If you’re in a quiet spell right now, this isn’t a prescription. It’s company. The valleys are real. The peaks will come again (fingers crossed). And somewhere between them, you’re still an artist—even if your hands have temporarily forgotten.
Thehraav is a museletter about building an art practice and a life that can sustain it. Lol!





I recently read that for our brains to be creative, they needs rest. And that rest for the brain is doing nothing. Watching TV is not rest for the brain, it might be for our anxiety but not for our creativity. Scrolling is worst.
Meditation or praying is a good brain break.Sitting and doing nothing but starting at nothing is good rest. The key is not kicking ourselves for not being productive specially when we have a job, a kid and a house to run.

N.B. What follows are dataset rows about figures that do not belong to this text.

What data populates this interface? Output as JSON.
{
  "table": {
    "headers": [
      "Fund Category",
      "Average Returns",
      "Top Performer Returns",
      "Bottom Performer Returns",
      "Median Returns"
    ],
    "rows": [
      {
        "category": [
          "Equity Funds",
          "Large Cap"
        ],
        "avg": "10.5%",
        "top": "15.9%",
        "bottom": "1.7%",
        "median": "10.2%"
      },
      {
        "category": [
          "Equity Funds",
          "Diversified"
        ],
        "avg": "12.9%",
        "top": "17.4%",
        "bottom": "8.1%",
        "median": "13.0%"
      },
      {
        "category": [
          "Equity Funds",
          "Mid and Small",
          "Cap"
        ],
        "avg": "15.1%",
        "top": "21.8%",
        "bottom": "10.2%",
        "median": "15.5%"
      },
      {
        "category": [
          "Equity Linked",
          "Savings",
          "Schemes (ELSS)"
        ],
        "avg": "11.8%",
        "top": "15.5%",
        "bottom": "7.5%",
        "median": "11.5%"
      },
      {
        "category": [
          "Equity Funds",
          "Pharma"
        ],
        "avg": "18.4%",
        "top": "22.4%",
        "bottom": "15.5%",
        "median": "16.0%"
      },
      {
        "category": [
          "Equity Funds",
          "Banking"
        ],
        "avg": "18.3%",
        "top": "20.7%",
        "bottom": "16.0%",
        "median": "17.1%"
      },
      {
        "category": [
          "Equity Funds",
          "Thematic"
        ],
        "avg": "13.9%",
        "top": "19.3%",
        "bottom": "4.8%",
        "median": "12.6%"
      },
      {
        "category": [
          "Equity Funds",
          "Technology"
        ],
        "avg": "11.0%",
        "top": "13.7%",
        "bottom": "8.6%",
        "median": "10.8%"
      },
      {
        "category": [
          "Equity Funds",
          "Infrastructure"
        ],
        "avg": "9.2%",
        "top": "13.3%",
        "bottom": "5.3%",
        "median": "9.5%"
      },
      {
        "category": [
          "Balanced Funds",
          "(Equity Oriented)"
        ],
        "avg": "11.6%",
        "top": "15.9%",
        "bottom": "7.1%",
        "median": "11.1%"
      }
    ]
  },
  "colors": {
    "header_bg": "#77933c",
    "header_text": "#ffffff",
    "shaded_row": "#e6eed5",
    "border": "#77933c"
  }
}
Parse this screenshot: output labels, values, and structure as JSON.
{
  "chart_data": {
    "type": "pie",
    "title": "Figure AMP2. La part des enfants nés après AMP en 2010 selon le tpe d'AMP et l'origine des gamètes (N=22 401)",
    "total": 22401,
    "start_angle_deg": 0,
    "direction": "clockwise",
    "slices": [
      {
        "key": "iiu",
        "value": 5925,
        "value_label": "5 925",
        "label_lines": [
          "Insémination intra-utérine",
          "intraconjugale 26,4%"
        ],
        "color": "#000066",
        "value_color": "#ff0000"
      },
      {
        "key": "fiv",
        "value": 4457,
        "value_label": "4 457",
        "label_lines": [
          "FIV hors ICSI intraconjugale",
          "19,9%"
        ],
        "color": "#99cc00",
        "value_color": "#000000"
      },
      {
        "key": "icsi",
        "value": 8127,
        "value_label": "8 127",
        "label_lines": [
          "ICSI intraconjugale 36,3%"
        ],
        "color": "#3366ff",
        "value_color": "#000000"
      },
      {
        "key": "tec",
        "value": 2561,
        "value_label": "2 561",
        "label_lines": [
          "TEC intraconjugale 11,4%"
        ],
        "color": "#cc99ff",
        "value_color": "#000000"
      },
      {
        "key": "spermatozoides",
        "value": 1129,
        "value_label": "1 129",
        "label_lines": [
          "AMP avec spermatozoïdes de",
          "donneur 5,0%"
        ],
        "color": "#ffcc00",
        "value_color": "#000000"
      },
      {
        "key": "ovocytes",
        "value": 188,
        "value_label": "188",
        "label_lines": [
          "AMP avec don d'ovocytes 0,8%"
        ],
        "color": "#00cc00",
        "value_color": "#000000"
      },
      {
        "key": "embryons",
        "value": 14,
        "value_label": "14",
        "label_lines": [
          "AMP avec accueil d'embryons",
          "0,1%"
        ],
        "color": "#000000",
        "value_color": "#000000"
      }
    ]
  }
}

I'm also on the verge on giving up art. But my art club advised me to instead call it a break. Give my self a pause for as long as I need to recharge.
What I do want to do is at least write down ideas. And have a specific place to collect them. So that if time and energy meet, and I think I don't know what to do, I can take a look at my list and do something I'm ready for.
Things I've done when energy and time are there but inspiration and ideas are not: I put dots of water on paper, then fill my brush with watercolor pigments and touch the water dots. Do that with different colors and then just let them dry or smash them with a big flat brush. They can also be lines of water and is fun to see the pigment move. I think of this excersices as meditation with watercolor. Sometimes I make myself a drink and draw it. Or I redo a painting, maybe change an element to try or keep it the same.
Hope this helps. Thank you for sharing this difficult moment. Art will come back to our lives and we will have brand new experiences to fuel our creativity.